Today even the Globe and Mail said:
It would seem a given now that the projected budget deficit of $495-million is wholly unrealistic. It could reach $1-billion.
None of this should be wildly surprising. The Budget projected a $200 million increase in income tax revenues, for example, at a time when incomes and the number of people working were falling. It predicted a minimal increase in welfare spending at a time when it is growing so quickly the government stalled release of information about it until after the election.
I’m no economist, but if I can figure this out on the back of an envelope, I’m pretty sure the smart guys in the Finance Ministry have figured it out as well. And I’m pretty sure they wouldn’t have kept it a secret from the Premier and from the Minister of Finance.
So we can expect a financial statement in June expressing surprise, amazement and horror about how badly the financial situation has deteriorated since February.
What happens then? In an April 24 Vaughn Palmer column Premier Campbell said bluntly he would not let the deficit rise. He said:
“I can tell you this: the deficit for 2009-10 will be $495 million maximum.”
That gives him three options. First, he could cut services. Second, he could sell assets. Third, he could intervene legislatively to cut the cost of contracts for public employees. If this sounds familiar, it is because he did all three in his first term of office after manufacturing a huge deficit by the largest tax cut in BC history.
Now he doesn’t need to manufacture a deficit.

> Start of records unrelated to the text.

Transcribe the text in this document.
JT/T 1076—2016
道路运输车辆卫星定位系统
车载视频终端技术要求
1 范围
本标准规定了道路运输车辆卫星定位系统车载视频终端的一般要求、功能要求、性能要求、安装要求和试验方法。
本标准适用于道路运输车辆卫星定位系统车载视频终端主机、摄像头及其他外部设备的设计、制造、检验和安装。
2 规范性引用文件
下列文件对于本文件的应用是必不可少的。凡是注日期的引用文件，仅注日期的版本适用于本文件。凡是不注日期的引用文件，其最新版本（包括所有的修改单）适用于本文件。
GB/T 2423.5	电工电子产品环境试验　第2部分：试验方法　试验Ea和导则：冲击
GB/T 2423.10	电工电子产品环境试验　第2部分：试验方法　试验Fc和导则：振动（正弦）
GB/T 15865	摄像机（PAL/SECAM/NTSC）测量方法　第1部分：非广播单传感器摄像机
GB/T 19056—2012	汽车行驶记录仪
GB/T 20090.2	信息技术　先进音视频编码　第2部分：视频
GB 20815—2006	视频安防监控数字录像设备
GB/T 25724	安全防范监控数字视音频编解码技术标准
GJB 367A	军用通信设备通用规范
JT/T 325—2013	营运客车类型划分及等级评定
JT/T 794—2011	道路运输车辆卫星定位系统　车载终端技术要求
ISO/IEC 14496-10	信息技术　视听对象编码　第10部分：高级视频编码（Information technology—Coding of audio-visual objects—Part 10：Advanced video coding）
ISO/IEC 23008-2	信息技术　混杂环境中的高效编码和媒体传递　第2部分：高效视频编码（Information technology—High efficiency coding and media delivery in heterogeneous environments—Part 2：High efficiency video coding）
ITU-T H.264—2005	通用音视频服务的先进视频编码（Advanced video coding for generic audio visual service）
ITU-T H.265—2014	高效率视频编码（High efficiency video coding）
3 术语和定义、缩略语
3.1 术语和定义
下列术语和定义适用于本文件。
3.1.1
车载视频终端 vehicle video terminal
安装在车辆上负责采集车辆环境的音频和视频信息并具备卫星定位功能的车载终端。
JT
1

He can use his promise to keep the deficit to $500 million to drive an ideological agenda. So here’s my prediction. More tax cuts which Campbell will say are necessary to boost the economy. And more cuts to government services for low and middle income people to reduce the deficit.
After all, as Public Eye Online reported:
The premier’s deputy minister Jessica McDonald has stated provincial civil service layoffs, if they do occur, will be under five percent of the workforce. But the Campbell administration is projecting demographic forces will reduce the number of bureaucrats by 30 to 57 percent over the next ten years.
How do you make cuts like that to the public service? Service cuts and privatization.
In the good times, under the Liberals BC became a bad place to be poor. In the bad times it is going to get worse.